A man with a large belly eats junk food on May 23, 2013 in Leipzig, Germany.
Photo by Sean Gallup/Getty Images

Being morbidly obese saved a former Fla. man from incarceration, but now the 551-pound convict on house arrest wants the balance of his sentence dismissed. According to a July 27 CNN report, the former pharmacist convicted in a 40 million illegal prescription scheme, wants the terms of his home confinement excused due to health reasons. Reportedly facing a terminal illness, the convicted man says the house arrest sentence is unnecessary.

Steven Goodman, 70, a former pharmacist was busted for running an illegal pill mill operation two years ago. Prosecutors say the man supplied pain management clinics millions of oxycodone medication for illegal distribution. After his arrest, a federal judge sentenced Goodman to 30 months of house arrest in lieu of a sentence behind bars. His reasoning: at 551-pounds, the man couldn't fit -- literally -- in jail.

The 551-pound convict, who is allowed to leave his home for religious reasons, wants the remaining seven months removed. According to his doctor, the man is suffering from a heart ailment and incurable lymph disease.

Goodman's attorney, Edward Page, wrote a 10-page request to the court pleading for the man's release. In it he said this:

Each day may be one of his last."

However, U.S. District Judge Kenneth Marra wasn't convinced of the man's argument and remanded the obese man on house arrest.

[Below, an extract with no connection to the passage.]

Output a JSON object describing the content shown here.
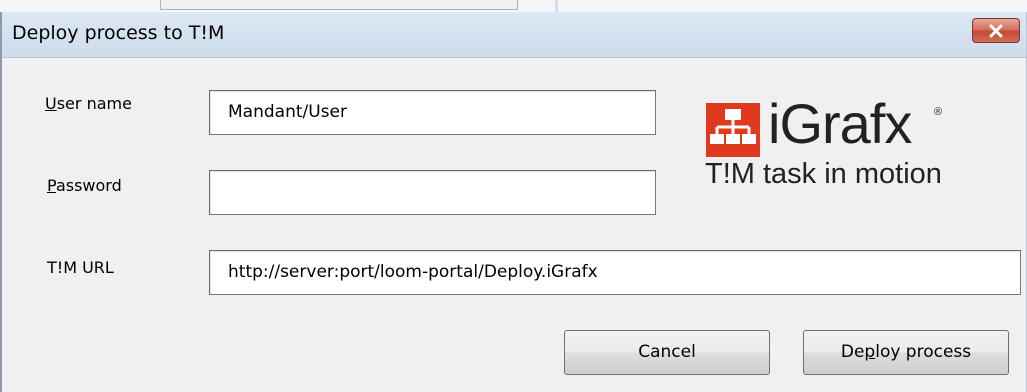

Defendant was spared a prison sentence, not as a favor to him, but in order to spare the Bureau of Prisons the burden of having to care for him. If defendant's health and obesity effectively confines him to his home, then continuation of that restriction will not adversely affect him," wrote Judge Marra who denied Goodman's appeal.

The story of the 551-pound Florida convict's house arrest, conjures up memories of another case two years ago involving Ronald Post. Then, the death row inmate convicted of killing a mother of three over $100 cash and a TV, asked a judge to set aside his sentence. He and his attorney argued that the man, who ate his way to 481 pounds behind bars, is too fat to be executed. His reasoning: capital punishment would result in a '"torturous, lingering death.’"

Should the former pharmacist be released for compassionate reasons?